Tax season has arrived, and if you would like to lower your bill to the government this year, it is important to understand what tax credits you can claim.
First, tax credits shouldn’t be confused with tax deductions.
A tax credit will directly offset the tax you owe, while a deduction reduces how much income is taxable.
As a simple example, a $500 tax credit will wipe out $500 in taxes due.
On the other hand, a tax deduction depends on your tax bracket. For those in the 22% tax bracket, a $1,000 deduction will save $220 in taxes.
Some credits are refundable. This means they will result in a refund if the amount of the credit exceeds the amount of taxes owed.
Other credits are nonrefundable. They will wipe out your tax bill but won’t result in a refund.
Tax credits are more valuable, so the government places income limits and other restrictions on who can claim them. These restrictions vary for each credit.
Most common credits fall into the following categories: tax credits for college, tax credits for families and tax credits for low-income households.
College tax credits
There are two tax credits for those paying college tuition. The more worthwhile of the two is the American Opportunity tax credit.
Parents of dependent students, as well as independent students, may be eligible for a $2,500 per student credit for the first four years of undergraduate education. Up to $1,000 of that is refundable.

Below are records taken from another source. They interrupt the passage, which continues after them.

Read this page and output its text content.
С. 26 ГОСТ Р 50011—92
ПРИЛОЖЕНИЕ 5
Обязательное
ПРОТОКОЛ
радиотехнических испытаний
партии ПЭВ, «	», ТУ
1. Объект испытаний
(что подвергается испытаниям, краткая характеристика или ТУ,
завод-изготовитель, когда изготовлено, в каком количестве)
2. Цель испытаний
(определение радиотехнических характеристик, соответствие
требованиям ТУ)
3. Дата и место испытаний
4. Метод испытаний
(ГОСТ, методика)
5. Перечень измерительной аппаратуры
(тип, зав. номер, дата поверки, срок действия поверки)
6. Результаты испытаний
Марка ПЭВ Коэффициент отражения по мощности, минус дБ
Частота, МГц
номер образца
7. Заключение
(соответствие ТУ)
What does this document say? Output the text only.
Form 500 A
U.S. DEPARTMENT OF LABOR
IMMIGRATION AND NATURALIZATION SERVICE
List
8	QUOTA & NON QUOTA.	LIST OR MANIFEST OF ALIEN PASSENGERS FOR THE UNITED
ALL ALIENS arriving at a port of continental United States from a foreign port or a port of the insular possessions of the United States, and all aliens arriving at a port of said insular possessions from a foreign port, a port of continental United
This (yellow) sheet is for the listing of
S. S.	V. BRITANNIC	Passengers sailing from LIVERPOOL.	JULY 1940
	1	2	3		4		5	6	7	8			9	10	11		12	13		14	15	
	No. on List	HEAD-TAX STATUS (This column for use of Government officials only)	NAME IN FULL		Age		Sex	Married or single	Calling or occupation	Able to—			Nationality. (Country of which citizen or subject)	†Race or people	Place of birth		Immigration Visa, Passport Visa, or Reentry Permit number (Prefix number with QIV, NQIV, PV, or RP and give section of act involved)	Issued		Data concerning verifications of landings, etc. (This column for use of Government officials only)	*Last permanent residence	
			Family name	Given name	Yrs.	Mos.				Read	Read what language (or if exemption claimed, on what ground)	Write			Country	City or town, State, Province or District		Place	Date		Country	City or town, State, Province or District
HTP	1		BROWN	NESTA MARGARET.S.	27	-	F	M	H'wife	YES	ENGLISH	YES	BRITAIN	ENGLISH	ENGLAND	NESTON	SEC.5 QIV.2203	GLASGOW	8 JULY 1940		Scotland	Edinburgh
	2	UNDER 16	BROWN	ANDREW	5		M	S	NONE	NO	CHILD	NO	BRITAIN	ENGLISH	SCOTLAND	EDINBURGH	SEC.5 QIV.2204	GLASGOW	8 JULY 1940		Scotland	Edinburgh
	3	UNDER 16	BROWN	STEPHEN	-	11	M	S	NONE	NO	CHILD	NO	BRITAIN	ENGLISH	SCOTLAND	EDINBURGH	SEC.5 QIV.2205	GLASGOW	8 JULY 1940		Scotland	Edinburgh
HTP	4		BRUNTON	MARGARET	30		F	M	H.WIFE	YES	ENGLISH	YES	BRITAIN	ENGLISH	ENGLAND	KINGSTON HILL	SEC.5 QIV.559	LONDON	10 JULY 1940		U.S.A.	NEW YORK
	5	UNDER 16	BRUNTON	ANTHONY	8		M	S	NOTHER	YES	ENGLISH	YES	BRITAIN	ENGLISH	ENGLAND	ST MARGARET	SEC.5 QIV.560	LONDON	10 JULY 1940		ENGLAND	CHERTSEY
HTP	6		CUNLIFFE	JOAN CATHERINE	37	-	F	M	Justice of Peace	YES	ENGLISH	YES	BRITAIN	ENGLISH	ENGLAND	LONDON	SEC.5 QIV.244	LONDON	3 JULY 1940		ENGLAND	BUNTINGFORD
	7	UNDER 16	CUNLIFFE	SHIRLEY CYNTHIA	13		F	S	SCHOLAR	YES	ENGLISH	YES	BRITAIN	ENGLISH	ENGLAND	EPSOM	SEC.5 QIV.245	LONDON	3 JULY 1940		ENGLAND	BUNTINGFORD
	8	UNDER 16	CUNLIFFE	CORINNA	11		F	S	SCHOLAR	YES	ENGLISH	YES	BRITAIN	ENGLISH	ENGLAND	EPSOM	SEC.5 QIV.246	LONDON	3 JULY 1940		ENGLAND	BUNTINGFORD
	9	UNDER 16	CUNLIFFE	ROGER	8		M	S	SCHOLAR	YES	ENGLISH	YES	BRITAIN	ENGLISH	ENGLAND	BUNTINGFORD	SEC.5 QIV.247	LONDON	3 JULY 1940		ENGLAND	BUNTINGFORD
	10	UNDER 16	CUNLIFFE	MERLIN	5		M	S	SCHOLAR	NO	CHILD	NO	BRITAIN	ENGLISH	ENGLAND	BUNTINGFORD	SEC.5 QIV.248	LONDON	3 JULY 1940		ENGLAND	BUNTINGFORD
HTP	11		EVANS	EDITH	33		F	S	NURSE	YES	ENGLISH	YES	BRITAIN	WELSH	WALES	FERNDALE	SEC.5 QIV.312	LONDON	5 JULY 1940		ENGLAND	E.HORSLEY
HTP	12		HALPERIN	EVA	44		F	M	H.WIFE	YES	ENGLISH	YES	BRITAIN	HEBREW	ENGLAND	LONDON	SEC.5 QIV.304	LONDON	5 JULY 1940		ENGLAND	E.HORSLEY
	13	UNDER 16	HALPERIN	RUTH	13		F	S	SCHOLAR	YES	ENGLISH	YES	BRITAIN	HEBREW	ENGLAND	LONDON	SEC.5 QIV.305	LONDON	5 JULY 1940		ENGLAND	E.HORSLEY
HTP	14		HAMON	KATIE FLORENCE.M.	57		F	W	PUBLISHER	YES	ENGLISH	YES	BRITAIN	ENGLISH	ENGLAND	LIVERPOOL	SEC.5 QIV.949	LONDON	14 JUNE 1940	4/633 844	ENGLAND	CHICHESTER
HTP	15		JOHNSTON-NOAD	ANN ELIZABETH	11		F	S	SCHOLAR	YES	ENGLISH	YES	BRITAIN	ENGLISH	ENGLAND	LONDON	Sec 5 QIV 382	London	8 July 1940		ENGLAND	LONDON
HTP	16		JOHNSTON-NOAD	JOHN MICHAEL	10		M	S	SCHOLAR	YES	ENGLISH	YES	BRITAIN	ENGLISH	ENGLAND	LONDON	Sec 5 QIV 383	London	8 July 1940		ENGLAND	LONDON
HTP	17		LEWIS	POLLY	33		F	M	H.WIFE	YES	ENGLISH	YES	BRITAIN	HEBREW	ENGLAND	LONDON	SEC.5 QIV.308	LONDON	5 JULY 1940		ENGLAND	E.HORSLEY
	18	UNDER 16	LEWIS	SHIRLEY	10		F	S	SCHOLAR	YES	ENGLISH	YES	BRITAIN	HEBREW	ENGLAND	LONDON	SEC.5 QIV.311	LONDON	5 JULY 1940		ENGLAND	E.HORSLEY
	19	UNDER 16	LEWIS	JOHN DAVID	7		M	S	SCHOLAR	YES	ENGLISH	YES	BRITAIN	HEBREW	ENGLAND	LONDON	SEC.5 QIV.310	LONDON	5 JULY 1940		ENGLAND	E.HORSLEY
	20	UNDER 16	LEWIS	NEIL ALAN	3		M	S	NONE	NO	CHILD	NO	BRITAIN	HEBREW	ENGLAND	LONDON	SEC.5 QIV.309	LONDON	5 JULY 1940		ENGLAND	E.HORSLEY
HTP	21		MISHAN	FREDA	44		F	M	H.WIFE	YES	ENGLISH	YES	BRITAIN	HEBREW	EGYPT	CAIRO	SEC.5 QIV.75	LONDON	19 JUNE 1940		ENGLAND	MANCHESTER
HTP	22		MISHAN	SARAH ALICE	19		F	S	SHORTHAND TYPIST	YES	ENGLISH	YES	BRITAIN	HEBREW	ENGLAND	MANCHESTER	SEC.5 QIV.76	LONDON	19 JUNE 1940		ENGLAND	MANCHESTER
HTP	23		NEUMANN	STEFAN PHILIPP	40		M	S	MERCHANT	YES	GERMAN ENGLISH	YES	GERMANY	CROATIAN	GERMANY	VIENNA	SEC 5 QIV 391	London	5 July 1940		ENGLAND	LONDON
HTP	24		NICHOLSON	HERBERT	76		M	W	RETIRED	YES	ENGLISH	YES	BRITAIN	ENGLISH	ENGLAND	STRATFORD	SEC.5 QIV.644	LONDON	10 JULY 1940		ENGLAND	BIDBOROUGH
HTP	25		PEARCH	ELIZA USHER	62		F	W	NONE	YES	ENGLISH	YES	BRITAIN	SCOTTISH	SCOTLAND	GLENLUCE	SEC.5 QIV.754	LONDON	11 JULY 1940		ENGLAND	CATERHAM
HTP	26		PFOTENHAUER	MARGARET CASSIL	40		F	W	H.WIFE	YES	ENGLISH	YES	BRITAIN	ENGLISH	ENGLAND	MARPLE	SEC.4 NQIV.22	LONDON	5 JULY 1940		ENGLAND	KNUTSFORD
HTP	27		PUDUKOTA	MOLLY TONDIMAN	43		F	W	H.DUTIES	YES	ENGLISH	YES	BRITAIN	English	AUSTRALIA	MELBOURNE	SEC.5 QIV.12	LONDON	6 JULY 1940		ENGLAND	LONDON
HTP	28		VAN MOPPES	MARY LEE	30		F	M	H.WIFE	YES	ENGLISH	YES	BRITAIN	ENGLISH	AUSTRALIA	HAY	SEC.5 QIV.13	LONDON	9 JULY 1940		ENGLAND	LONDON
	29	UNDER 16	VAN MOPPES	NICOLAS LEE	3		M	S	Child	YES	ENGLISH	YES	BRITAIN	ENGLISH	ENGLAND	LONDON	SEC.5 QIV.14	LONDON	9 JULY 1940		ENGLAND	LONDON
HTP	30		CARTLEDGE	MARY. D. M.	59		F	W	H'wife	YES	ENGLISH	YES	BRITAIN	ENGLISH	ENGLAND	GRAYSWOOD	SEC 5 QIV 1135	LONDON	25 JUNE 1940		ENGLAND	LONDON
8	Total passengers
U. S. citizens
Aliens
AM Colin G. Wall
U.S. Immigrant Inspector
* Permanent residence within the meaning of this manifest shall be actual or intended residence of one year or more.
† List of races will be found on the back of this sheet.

To claim the credit, students must be enrolled at least half time for one academic period, be pursuing a degree or other recognized education credential, and not have previously claimed an American Opportunity credit or the former Hope Credit for more than four tax years.
Eligible expenses include tuition, fees, and expenses that are required for attendance in class, such as books.
The other tax credit for college tuition is the Lifetime Learning credit. The lifetime learning credit is equal to 20% of qualified education expenses, up to a $2,000 credit per year.
There is no limit to how many years someone can claim a lifetime learning credit, and classes don’t have to be part of a degree program.
Child tax credit
Next on the list is the child tax credit, which is now $3,000 for children ages 6-17 and $3,600 for children younger than age 6.
Also, instead of being partially refundable as it has been in the past, the child tax credit is now fully refundable.
Last on the list is the earned income tax credit. The earned income tax is a tax credit for workers with low to moderate income.
Eligibility for the tax credit is based on various factors including family size, filing status, and income.
Also, to be eligible for the earned income tax credit, taxpayers are also limited to how much in investment income they earn in a year.
If the earned income tax credit exceeds the amount of taxes owed, it will result in a tax refund.